Bin froh, dass ich ihn morgens kaum noch sehe. Obwohl ich morgens nicht befürchten muss, dass er gleich wieder durchdreht. Am Morgen scheint sich eine watteweiche Glocke über ihn gestülpt zu haben. Eine, die ihn zwischen Wach und Traum, zwischen Er- Leben und Er-Trunkensein gefangen hält.

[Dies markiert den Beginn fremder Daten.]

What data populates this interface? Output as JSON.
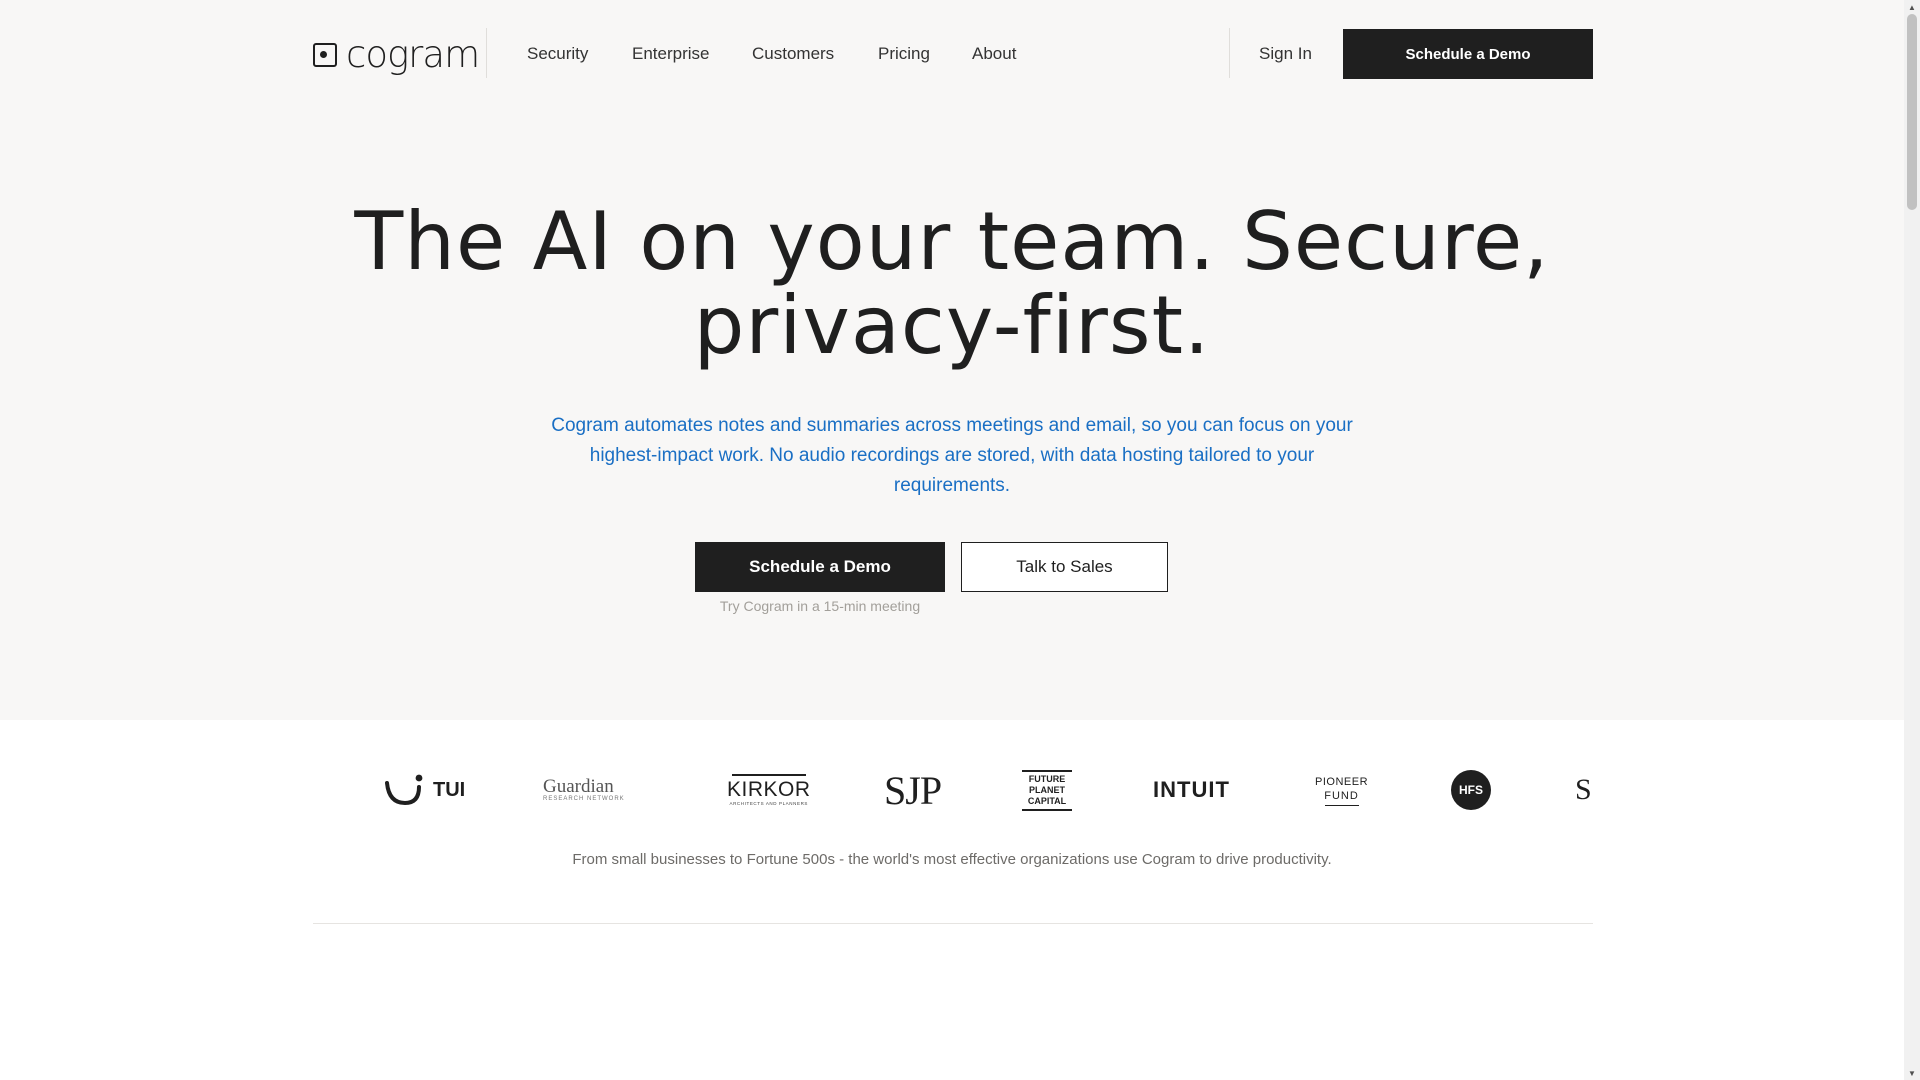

Das Schnarchen aus der Mansarde ist leiser geworden. Morgens ist es immer leiser. Muss daran liegen, dass der Alkoholspiegel sich über Nacht abbaut. Säufer schnarchen besonders intensiv, und sie sind in hohem Maße vom Atemstillstand bedroht, hab ich irgendwo gelesen. Wie oft habe ich mir während der letzten Zeit gewünscht, dass Richard in einer seiner Schnarchpausen erstickt.

Mit einiger Mühe, wieder meinen Rücken stützend, zwinge ich mich hoch, schlurfe hinüber zum Fenster, ziehe die Jalousie nach oben und sehe einen Moment hinaus in den Garten. Ein wunderschöner, ein sonniger Tag. Der Kirschbaum steht voll in Blüte und sieht aus, als habe man ihn mit weißer Spitze überzogen.

Tessa muss das Geräusch gehört haben. Sie hockt unten auf der Wiese, wischt mit ihrem Schwanz über das Gras und hechelt angespannt zu mir hoch.